For $160,140.00, you never have to grow-up, and you get to:

*Finger-paint;
*Carve pumpkins;
*Play hide-and-seek;
*Catch lightening bugs, and never have to stop believing in Santa Clause and the Tooth Fairy.

You will have an excuse to:

*Keep reading the 'Adventures of Piglet and Pooh';
*Watch Saturday morning cartoons;
*Go to Disney movies and wish on stars.

You get to frame rainbows, hearts, and flowers under refrigerator magnets and collect spray painted noodle wreaths for Christmas, hand prints set in clay for Mother's Day and cards with backward letters for Father's Day.

For a mere $24.24 a day, there is no greater bang for your buck. You get to be a hero just for:

*Retrieving a Frisbee off the garage roof;
*Taking the training wheels off of the bike;
*Removing a splinter;
*Filling a wading pool;
*Coaxing a wad of gum out of bangs, and;
*Coaching a baseball team that never wins but always get treated to ice cream anyway.

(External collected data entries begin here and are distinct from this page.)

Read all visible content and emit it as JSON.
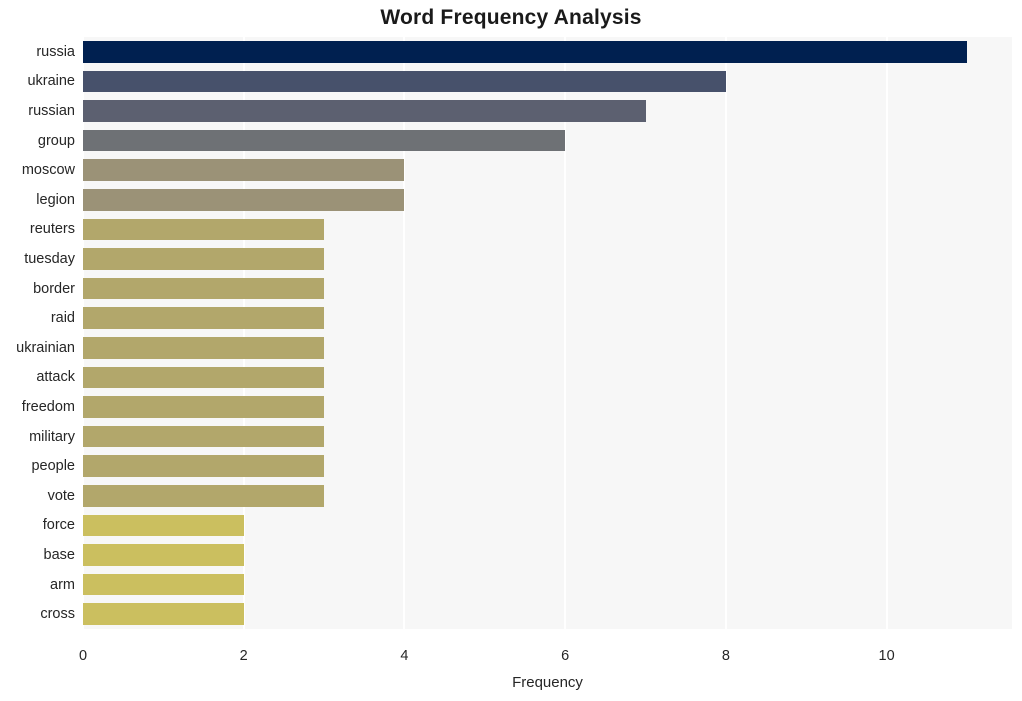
{
  "chart_data": {
    "type": "bar",
    "orientation": "horizontal",
    "title": "Word Frequency Analysis",
    "xlabel": "Frequency",
    "ylabel": "",
    "xlim": [
      0,
      11.56
    ],
    "xticks": [
      0,
      2,
      4,
      6,
      8,
      10
    ],
    "xtick_labels": [
      "0",
      "2",
      "4",
      "6",
      "8",
      "10"
    ],
    "grid": "vertical-white-gridlines",
    "legend": "none",
    "plot_background": "#f7f7f7",
    "figure_background": "#ffffff",
    "categories": [
      "russia",
      "ukraine",
      "russian",
      "group",
      "moscow",
      "legion",
      "reuters",
      "tuesday",
      "border",
      "raid",
      "ukrainian",
      "attack",
      "freedom",
      "military",
      "people",
      "vote",
      "force",
      "base",
      "arm",
      "cross"
    ],
    "values": [
      11,
      8,
      7,
      6,
      4,
      4,
      3,
      3,
      3,
      3,
      3,
      3,
      3,
      3,
      3,
      3,
      2,
      2,
      2,
      2
    ],
    "bar_colors": [
      "#002050",
      "#47516b",
      "#5c6070",
      "#6e7175",
      "#9b9277",
      "#9b9277",
      "#b2a76b",
      "#b2a76b",
      "#b2a76b",
      "#b2a76b",
      "#b2a76b",
      "#b2a76b",
      "#b2a76b",
      "#b2a76b",
      "#b2a76b",
      "#b2a76b",
      "#cbbf5f",
      "#cbbf5f",
      "#cbbf5f",
      "#cbbf5f"
    ],
    "bars": [
      {
        "label": "russia",
        "value": 11,
        "color": "#002050"
      },
      {
        "label": "ukraine",
        "value": 8,
        "color": "#47516b"
      },
      {
        "label": "russian",
        "value": 7,
        "color": "#5c6070"
      },
      {
        "label": "group",
        "value": 6,
        "color": "#6e7175"
      },
      {
        "label": "moscow",
        "value": 4,
        "color": "#9b9277"
      },
      {
        "label": "legion",
        "value": 4,
        "color": "#9b9277"
      },
      {
        "label": "reuters",
        "value": 3,
        "color": "#b2a76b"
      },
      {
        "label": "tuesday",
        "value": 3,
        "color": "#b2a76b"
      },
      {
        "label": "border",
        "value": 3,
        "color": "#b2a76b"
      },
      {
        "label": "raid",
        "value": 3,
        "color": "#b2a76b"
      },
      {
        "label": "ukrainian",
        "value": 3,
        "color": "#b2a76b"
      },
      {
        "label": "attack",
        "value": 3,
        "color": "#b2a76b"
      },
      {
        "label": "freedom",
        "value": 3,
        "color": "#b2a76b"
      },
      {
        "label": "military",
        "value": 3,
        "color": "#b2a76b"
      },
      {
        "label": "people",
        "value": 3,
        "color": "#b2a76b"
      },
      {
        "label": "vote",
        "value": 3,
        "color": "#b2a76b"
      },
      {
        "label": "force",
        "value": 2,
        "color": "#cbbf5f"
      },
      {
        "label": "base",
        "value": 2,
        "color": "#cbbf5f"
      },
      {
        "label": "arm",
        "value": 2,
        "color": "#cbbf5f"
      },
      {
        "label": "cross",
        "value": 2,
        "color": "#cbbf5f"
      }
    ]
  }
}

You get a front row seat to the making of history to witness the:

*First Step;
*First word;
*First bra;
*First date;
*First time behind the wheel.

You get to be immortal. You get another branch added to your family tree, and if you are lucky, a long list of limbs and twigs listed in your obituary, called grandchildren and great-grandchildren. You get an education in psychology, nursing, criminal justice, communications, and human sexuality that no college or university can match.

In the eyes of a child, you rank right up there under God. You have all the power to heal a boo-boo, scare away the monsters and boogie men from under the bed and hiding in the closet, patch a broken heart, police a slumber party, ground a naughty child forever, and love them without limits, so one day they will, like you, love without counting the cost. That is quite a deal for the cost.

LOVE AND ENJOY YOUR CHILDREN, GRANDCHILDREN & GREAT-GRANDCHILDREN, IT IS THE BEST INVESTMENT YOU CAN EVER MAKE!!!